One of the main things to affect me was that I found a five-year diary that had been written in the 1950’s by my aunt Joy. This covered my mother’s move to Africa, my parents meeting and their engagement - to the disapproval of his parents – who were an American father and French mother - and the eventual marriage. The families mounting excitement at the lead up to my birth… and mothers visit, with me, to England when I was fourteen months old. Principally because she wanted to see my Grandpa who was very ill with yet another nervous breakdown!
Suddenly my two dimensional father became more of a reality. Suddenly, I found out, from the pages of Joy’s diary, that he had simply ‘followed’ my mother, traveling apparently on the same plane and arriving at my Gran’s house three days later…………. Why?
Joy writes of “enjoying ironing his shirts….the fun of a larger family”, of him being” jolly and easy to speak to”…of my mother “being withdrawn and secretive”.
Nothing really explained what was actually going on. Or what happened when the whole event went pear-shaped.
A family friend (who I remember mostly for sending beautiful Easter eggs to me in Yorkshire, the boxes of which I kept my cars and Lego bricks in for years and years) later let me into another startling revelation:
“Of course you know that you were hidden up there (Yorkshire) and only two people outside the immediate family knew where you were…don’t you!”

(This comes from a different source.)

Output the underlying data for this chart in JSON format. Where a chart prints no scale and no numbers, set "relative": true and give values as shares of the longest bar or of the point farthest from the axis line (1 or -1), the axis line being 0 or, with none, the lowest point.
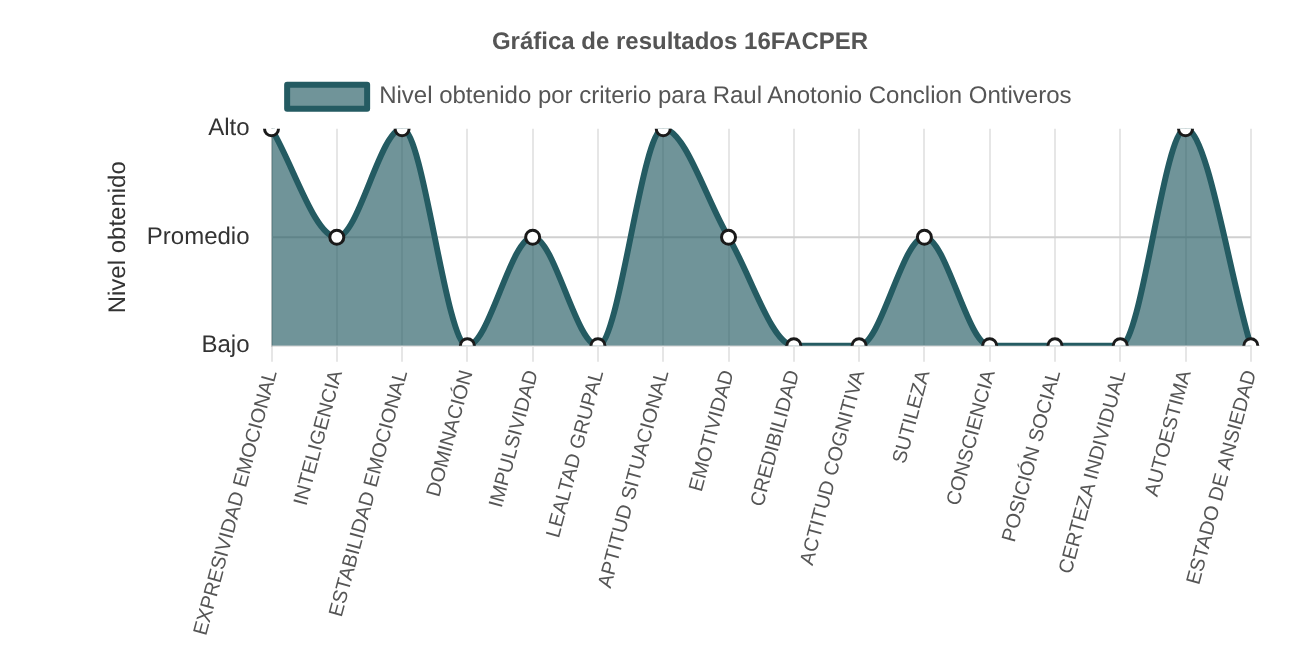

NO I didn’t! Was there actually abuse? Did he try to kidnap me?
Well, that did it! I decided that I would try to look for his family…………..the Salvation Army had a go too. No chance, there was just not enough information!
Does my father still exist I wonder, even in anyone else’s memory?
Do I have any other relatives bearing his name in Africa, America or anywhere?
Or will my Father simply remain a two-dimensional face that peers out of that photo – mirrored by my own as I grow to look more and more like him.
Wherever he is and whoever he was; he left his mark, on me – a memory of him through my cells - albeit rather enigmatic, I am, never the less, in part, his genetic monument!